Nowadays, races can take place all year round, but the primary racing season is from October to April, mainly on Thursdays, Fridays and Saturdays at the Al Wathba, Al Maqam and Al Ain camel race tracks.
Camel festivals are also held throughout the year. One of the best takes place during the annual HH Sheikh Sultan bin Zayed Al Nahyan Heritage Festival (bit.ly/2xjAj6u), where events include camel races, camel beauty contests, camel milking and a Saluki (Persian greyhound) race.There are also traditional games, Yolla (national dance), falconry, a souk (market) and other traditional activities.
Dubai, which is 140km from Abu Dhabi, shines with its luxury, modern buildings and streets. Visit Burj Khalifa, the world's tallest building at 824m.
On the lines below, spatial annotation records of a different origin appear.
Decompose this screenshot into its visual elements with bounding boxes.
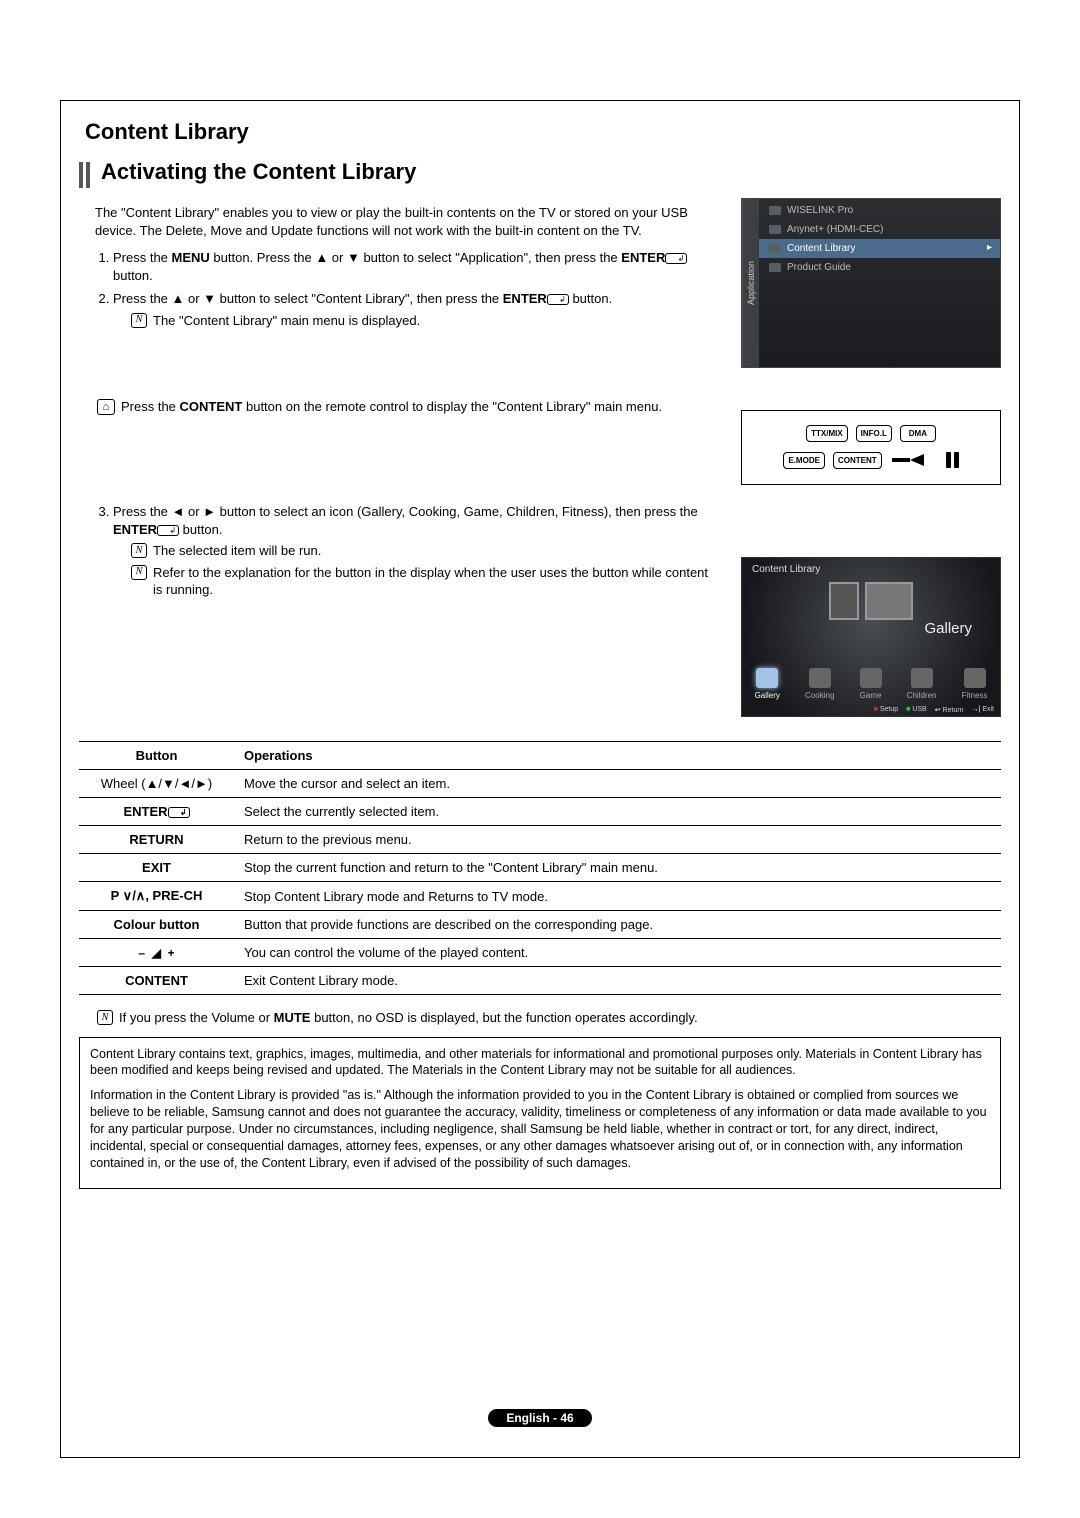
note-icon: N xyxy=(131,313,147,328)
section-title: Content Library xyxy=(79,119,1001,145)
enter-icon: ↲ xyxy=(168,807,190,818)
table-row: EXITStop the current function and return… xyxy=(79,854,1001,882)
osd-item-wiselink: WISELINK Pro xyxy=(759,201,1000,220)
step-2: Press the ▲ or ▼ button to select "Conte… xyxy=(113,290,721,329)
note-icon: N xyxy=(131,543,147,558)
step-1: Press the MENU button. Press the ▲ or ▼ … xyxy=(113,249,721,284)
disclaimer-p2: Information in the Content Library is pr… xyxy=(90,1087,990,1171)
side-bars-icon xyxy=(79,159,93,188)
step-3-note-2: N Refer to the explanation for the butto… xyxy=(131,564,721,599)
remote-icon: ⌂ xyxy=(97,399,115,415)
bottom-note: N If you press the Volume or MUTE button… xyxy=(97,1009,1001,1027)
osd-item-anynet: Anynet+ (HDMI-CEC) xyxy=(759,220,1000,239)
table-row: P ∨/∧, PRE-CHStop Content Library mode a… xyxy=(79,882,1001,911)
button-cell: Wheel (▲/▼/◄/►) xyxy=(79,770,234,798)
gallery-icon-gallery: Gallery xyxy=(755,668,780,700)
gallery-icon-row: Gallery Cooking Game Children Fitness xyxy=(742,668,1000,700)
gallery-title: Content Library xyxy=(752,564,820,575)
note-icon: N xyxy=(97,1010,113,1025)
steps-list: Press the MENU button. Press the ▲ or ▼ … xyxy=(113,249,721,329)
osd-application-menu: Application WISELINK Pro Anynet+ (HDMI-C… xyxy=(741,198,1001,368)
enter-icon: ↲ xyxy=(157,525,179,536)
table-row: – ◢ +You can control the volume of the p… xyxy=(79,939,1001,967)
rc-btn-content: CONTENT xyxy=(833,452,882,469)
step-2-note: N The "Content Library" main menu is dis… xyxy=(131,312,721,330)
gallery-center-thumbs xyxy=(829,582,913,620)
intro-text: The "Content Library" enables you to vie… xyxy=(95,204,721,239)
operation-cell: You can control the volume of the played… xyxy=(234,939,1001,967)
button-cell: EXIT xyxy=(79,854,234,882)
operation-cell: Stop Content Library mode and Returns to… xyxy=(234,882,1001,911)
arrow-icon xyxy=(890,450,938,470)
pause-bars-icon xyxy=(946,452,959,468)
rc-btn-info: INFO.L xyxy=(856,425,892,442)
th-button: Button xyxy=(79,742,234,770)
operation-cell: Exit Content Library mode. xyxy=(234,967,1001,995)
osd-tab-label: Application xyxy=(742,199,759,367)
subsection-header: Activating the Content Library xyxy=(79,159,1001,188)
table-row: CONTENTExit Content Library mode. xyxy=(79,967,1001,995)
note-icon: N xyxy=(131,565,147,580)
disclaimer-box: Content Library contains text, graphics,… xyxy=(79,1037,1001,1189)
step-3: Press the ◄ or ► button to select an ico… xyxy=(113,503,721,599)
rc-btn-ttxmix: TTX/MIX xyxy=(806,425,848,442)
page-border: Content Library Activating the Content L… xyxy=(60,100,1020,1458)
button-cell: P ∨/∧, PRE-CH xyxy=(79,882,234,911)
th-operations: Operations xyxy=(234,742,1001,770)
gallery-icon-fitness: Fitness xyxy=(962,668,988,700)
operations-table: Button Operations Wheel (▲/▼/◄/►)Move th… xyxy=(79,741,1001,995)
rc-btn-emode: E.MODE xyxy=(783,452,825,469)
footer-pill: English - 46 xyxy=(488,1409,591,1427)
table-row: ENTER↲Select the currently selected item… xyxy=(79,798,1001,826)
subsection-title: Activating the Content Library xyxy=(101,159,416,188)
button-cell: ENTER↲ xyxy=(79,798,234,826)
table-row: Wheel (▲/▼/◄/►)Move the cursor and selec… xyxy=(79,770,1001,798)
operation-cell: Move the cursor and select an item. xyxy=(234,770,1001,798)
operation-cell: Button that provide functions are descri… xyxy=(234,911,1001,939)
button-cell: – ◢ + xyxy=(79,939,234,967)
operation-cell: Select the currently selected item. xyxy=(234,798,1001,826)
enter-icon: ↲ xyxy=(547,294,569,305)
table-row: RETURNReturn to the previous menu. xyxy=(79,826,1001,854)
gallery-preview: Content Library Gallery Gallery Cooking … xyxy=(741,557,1001,717)
table-row: Colour buttonButton that provide functio… xyxy=(79,911,1001,939)
enter-icon: ↲ xyxy=(665,253,687,264)
top-block: The "Content Library" enables you to vie… xyxy=(79,198,1001,368)
step3-block: Press the ◄ or ► button to select an ico… xyxy=(79,503,1001,717)
operation-cell: Stop the current function and return to … xyxy=(234,854,1001,882)
rc-btn-dma: DMA xyxy=(900,425,936,442)
remote-block: ⌂ Press the CONTENT button on the remote… xyxy=(79,394,1001,485)
step-3-note-1: N The selected item will be run. xyxy=(131,542,721,560)
remote-note: ⌂ Press the CONTENT button on the remote… xyxy=(97,398,721,416)
gallery-icon-children: Children xyxy=(907,668,937,700)
gallery-selected-label: Gallery xyxy=(924,620,972,637)
osd-item-content-library: Content Library xyxy=(759,239,1000,258)
gallery-icon-game: Game xyxy=(860,668,882,700)
page-footer: English - 46 xyxy=(79,1409,1001,1427)
remote-buttons-diagram: TTX/MIX INFO.L DMA E.MODE CONTENT xyxy=(741,410,1001,485)
button-cell: Colour button xyxy=(79,911,234,939)
gallery-footer: Setup USB Return Exit xyxy=(874,706,994,714)
operation-cell: Return to the previous menu. xyxy=(234,826,1001,854)
steps-list-3: Press the ◄ or ► button to select an ico… xyxy=(113,503,721,599)
button-cell: CONTENT xyxy=(79,967,234,995)
gallery-icon-cooking: Cooking xyxy=(805,668,834,700)
disclaimer-p1: Content Library contains text, graphics,… xyxy=(90,1046,990,1080)
osd-list: WISELINK Pro Anynet+ (HDMI-CEC) Content … xyxy=(759,199,1000,367)
button-cell: RETURN xyxy=(79,826,234,854)
osd-item-product-guide: Product Guide xyxy=(759,258,1000,277)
Take the high-speed elevator to the 124th-floor viewing point.
A little farther north in the Emirate of Sharjah,visit the oldest market place in the UAE, the Souk Al Arsah, and the most famous market in Sharjah, the Blue Souk. You will see colourful shops and get bargains on gold, silver, precious stones, jewellery, carpets and rugs.
Then go to the Emirate of Ajman, less than an hour's drive from central Dubai, for white-sand beaches, rolling desert dunes, craggy mountain backdrops and thriving mangrove forests; or to the Emirate of Umm al-Quwain for its historical houses, mosques, streets and the people, who always have wonderful smiles.
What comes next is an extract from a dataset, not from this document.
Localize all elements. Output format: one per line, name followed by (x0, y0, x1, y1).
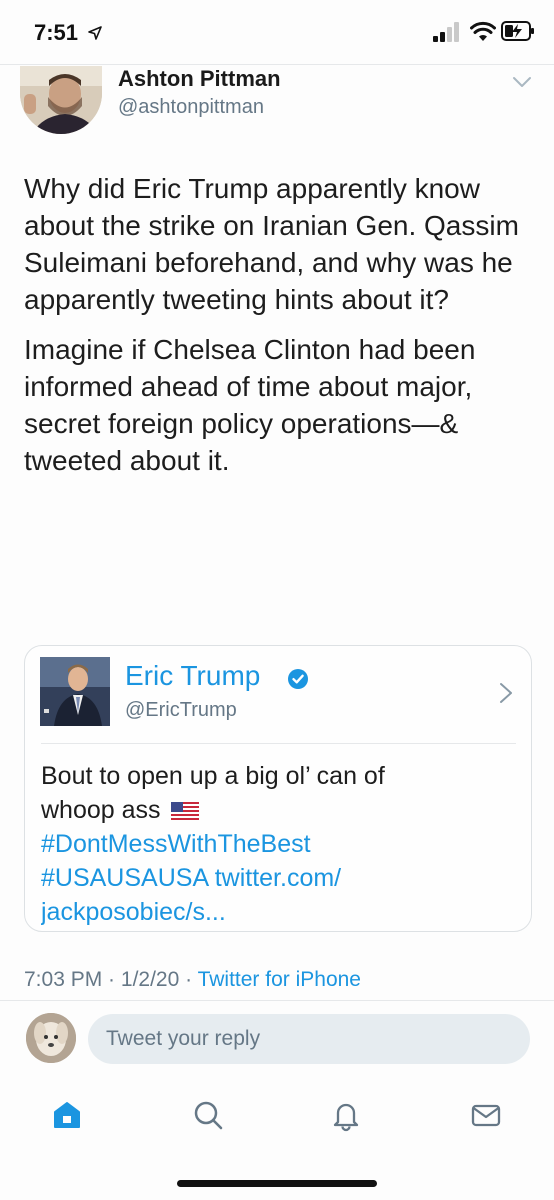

Pleasant, air-conditioned malls make it easy to enjoy shopping in most of the UAE. Especially in Abu Dhabi, Dubai and Sharjah, malls housing theatres, cinemas, game zones, food courts and children's play areas cater to every customer's needs under one roof.
Yas Mall (www.yasmall.ae/en-us) is one of the biggest malls in Abu Dhabi. It is attached to Ferrari World Abu Dhabi (ferrariworldabudhabi.com), a Ferrari theme park with rides, games and roller coasters, and the Yas Marina circuit, where the annual Formula 1 Abu Dhabi Grand Prix takes place.
Another shopping highlight is The Galleria on Al Maryah Island (www.thegalleria.ae), a mall with luxury fashion and jewellery boutiques sitting on the waterfront promenade.
Located in Abu Dhabi and only 40 minutes from the airport, Emirates Palace (www.kempinski.com/en/abudhabi/emirates-palace) is grand in both its design and offerings. With landscaped pools and a private marina overlooking a natural bay, the luxury five-star Kempinski hotel is perfect for a once-in-a-lifetime holiday.
If you do not mind being far from the city, stay at the Qasr Al Sarab Desert Resort by Anantara (qasralsarab.anantara.com), about 300km from Abu Dhabi. There, guests can enjoy luxury and comfort surrounded by the mesmerising Rub'Al Khali, the largest uninterrupted sand desert in the world.